I have a bunch of ideas to make the system better. But the bottom line for me is that I would make every level of the organization accountable not just for knowing the SOP but following it. I'd hire independent evaluators to check each airport on a regular basis.

Then I would make raises, promotions, and discipline decisions based largely on the report of these auditors. Screeners who want raises and promotions would need to demonstrate a pattern of following the SOP. Likewise Leads, Supervisors, Screening Managers, FSDs would need to ensure that their people were following the SOP.

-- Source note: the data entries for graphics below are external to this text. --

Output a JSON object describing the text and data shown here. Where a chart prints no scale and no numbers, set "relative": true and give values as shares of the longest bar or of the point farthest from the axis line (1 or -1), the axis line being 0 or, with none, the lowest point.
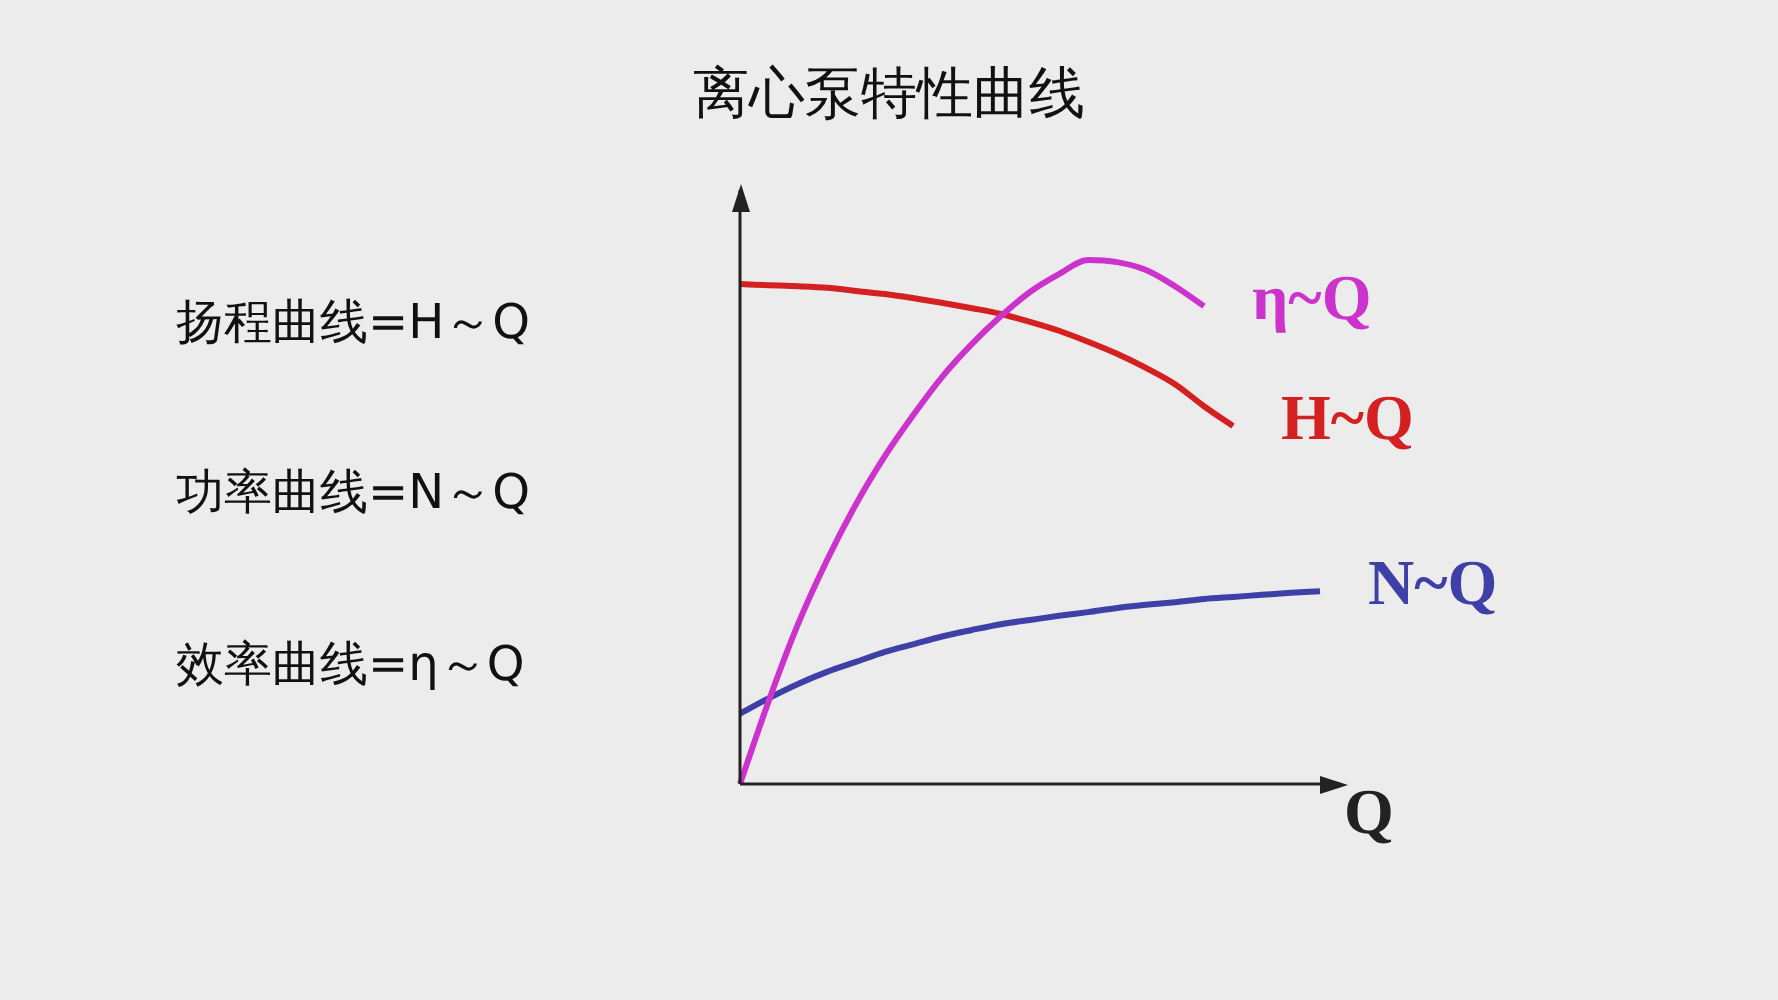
{
  "chart_data": {
    "type": "line",
    "title": "离心泵特性曲线",
    "xlabel": "Q",
    "relative": true,
    "tick_labels": false,
    "marker": "none",
    "categories": [
      null,
      null,
      null,
      null,
      null,
      null,
      null,
      null,
      null,
      null,
      null,
      null,
      null,
      null,
      null,
      null,
      null,
      null,
      null,
      null,
      null
    ],
    "annotations": [
      "扬程曲线=H～Q",
      "功率曲线=N～Q",
      "效率曲线=η～Q"
    ],
    "series": [
      {
        "name": "η~Q",
        "color": "#cc33cc",
        "values": [
          0,
          0.16,
          0.305,
          0.427,
          0.534,
          0.626,
          0.706,
          0.779,
          0.84,
          0.893,
          0.939,
          0.973,
          1,
          0.996,
          0.981,
          0.95,
          0.912,
          null,
          null,
          null,
          null
        ]
      },
      {
        "name": "H~Q",
        "color": "#d42020",
        "values": [
          0.954,
          0.952,
          0.95,
          0.947,
          0.941,
          0.935,
          0.927,
          0.918,
          0.908,
          0.897,
          0.882,
          0.865,
          0.844,
          0.821,
          0.794,
          0.763,
          0.721,
          0.683,
          null,
          null,
          null
        ]
      },
      {
        "name": "N~Q",
        "color": "#3f3fa8",
        "values": [
          0.134,
          0.164,
          0.191,
          0.214,
          0.233,
          0.252,
          0.267,
          0.282,
          0.294,
          0.305,
          0.313,
          0.321,
          0.328,
          0.336,
          0.342,
          0.347,
          0.353,
          0.357,
          0.361,
          0.365,
          0.368
        ]
      }
    ]
  }
}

This would need to be a substantial oversight effort. You can't evaluate an airport with one pass through a checkpoint. And you wouldn't remove someone from his job simply because of one report. The auditors would have to visit the airport multiple times, write reports on violations, and look for improvement or failure to improve.

It would end the cowboy mentality that happens at every level of the organization. Their needs to be oversight. Good screeners want to be evaluated and have no problem having their actions observed.

6) TSA needs to do a better job spreading information.

There are some parts of the SOP and some TSA info that probably needs to be kept from the general public. But there should be a document that TSA can show to the public and make available online that outlines some basic TSA policies. The supervisor should have access to a document that says "video tape cassettes must be x-rayed" or whatever.

SSI shouldn't be a way for the TSA to avoid accountability. It should be designed to keep sensitive info away from people who would harm us. And reasonable speaking any document made available to as many people as the SOP is, is probably in the terrorists hands already.